高額の取引において、実際には「無効」になった領収証の控が何の処理もされないまま残っていたりすると、税務調査では「現金売上の計上漏れではないか」とか「領収証が二重発行されているのではないか」という不信感を与えかねません。
よって、書き損じた場合は、領収証の「正」と「控」どちらにも大きく朱で×を付けて無効と記し、「正」と「控」を一緒にホチキス留めをしておくとよいでしょう。
Q9
領収証を再発行する場合の注意点はありますか?
まずは「再発行」と朱書きすることです。
次に、比較的高額の領収証については、事業年度ごとに通し番号を付け、領収証を再発行した請求書については請求書の控と領収証の控をホチキス留めしておくなどの処理が必要です。

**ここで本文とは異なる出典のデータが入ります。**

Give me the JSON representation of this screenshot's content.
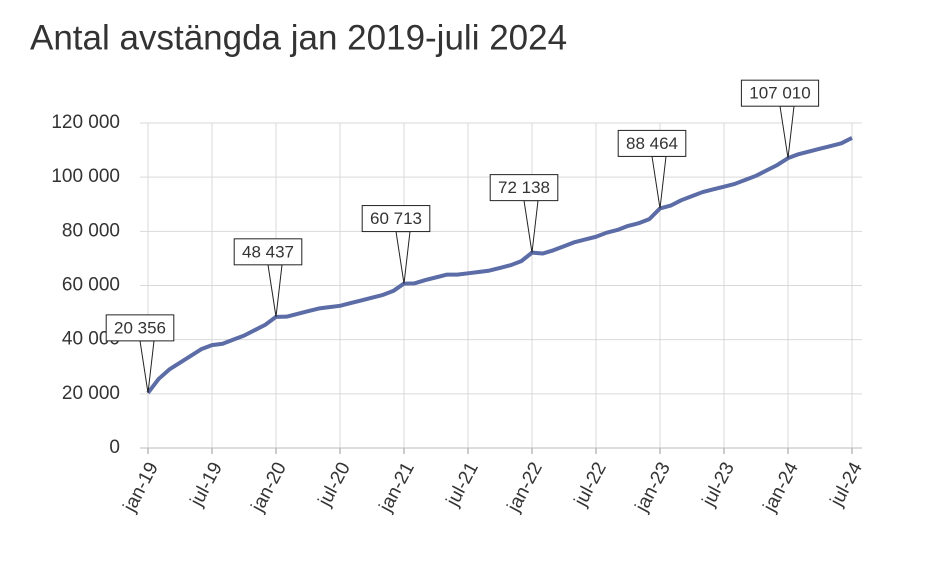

このような処理がなされていないと、やはり税務調査で売上の計上漏れなどの疑いが持たれる可能性があります。
常に「請求書」と「領収証」は照合できるようにしておくべきでしょう。
Q10
「但し書き」の書き方に決まりはありますか?
領収証の役割の一つが「二重の支払いの請求防止」であることは、すでに述べたとおりです。
売上代金の回収をするとき、商取引上、今月売上のものは来月末日回収とか15日締め翌月25日回収といったように、会社や取引先ごとに一定の基準があります。そのような売上代金回収の場合には、但し書きに「○月分売上代金回収分として」といったように明記することをお勧めします。これにより「二重請求の防止」に役立つばかりか、精算の済んでいるものと精算の済んでいないものを請求書と領収証の二つの書類から立証できるので、取引先との無用なトラブルの防止にもつながります。
また、小口経費の領収証であっても、「品代」と但し書きをするのはお勧めできません。飲食費関連であれば打合わせ会議費代、会食代として、図書教育費であれば参考図書代、新聞購読代、雑誌購読代として、といったように取引内容や商品名、その場の状況が思い起こせるように記入されているのが望ましいでしょう。
Q11
領収証はどのくらいの期間保管しておけばよいのでしょうか?
領収証そのものは、会社規模の大小に関係なく7年間の保存と定められています。
また、領収証を作成する側としても、作成した領収証は「控」になりますが、同様に7年間保存しておいた方がよいでしょう。